As the Chrysler asset sale was approved late Sunday, General Motors Corp. filed for bankruptcy protection Monday. The financially ailing automaker also wants to put in place a plan that would slash cash contributions to fund retiree health care benefits.

If it emerges from bankruptcy, which is now considered virtually certain, Chrysler can put into place a recent agreement with the United Auto Workers union. That agreement modifies a 2007 contract that had called for Auburn Hills, Mich.-based Chrysler to contribute $8.8 billion, including $7.1 billion in cash, to a voluntary employees’ beneficiary association—administered by the UAW—to provide health care coverage to current and future UAW-represented retirees.
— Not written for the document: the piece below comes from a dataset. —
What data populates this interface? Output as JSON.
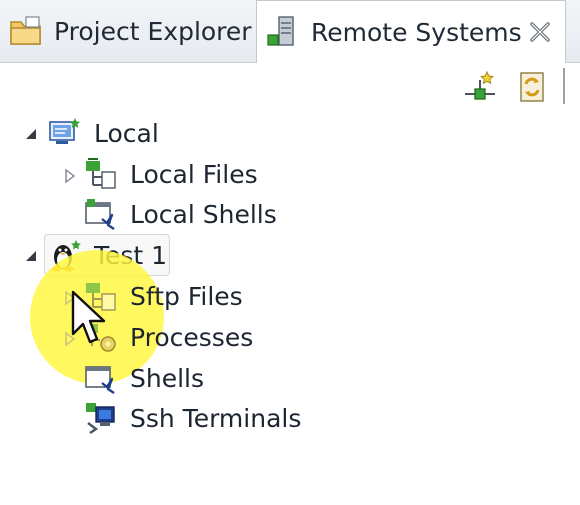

In turn, Chrysler would have had no future obligation to provide retiree health care coverage.

The latest agreement reduced Chrysler’s cash contribution—payable in escalating amounts between 2010 and 2023—to $4.6 billion, while the VEBA would receive a 55% ownership in Chrysler in the form of stock after Chrysler emerges from bankruptcy.

The agreement the UAW reached with GM also calls for a significant reduction in GM’s cash contribution to a retiree health care VEBA administered by the UAW in exchange for, among other things, the VEBA receiving a 17.5% ownership in GM after the Detroit-based company emerges from bankruptcy.

In forging the agreements, observers say the UAW is betting the VEBAs eventually will be able to sell the automakers’ shares at a price that will enable the VEBAs to replenish their cash reserves that will be depleted quickly by the health care claims they will have to pay for during the next few years.

Additionally, the agreements GM and Chrysler reached with the UAW call for the companies to eliminate, effective July 1, dental and vision care coverage for retired UAW members.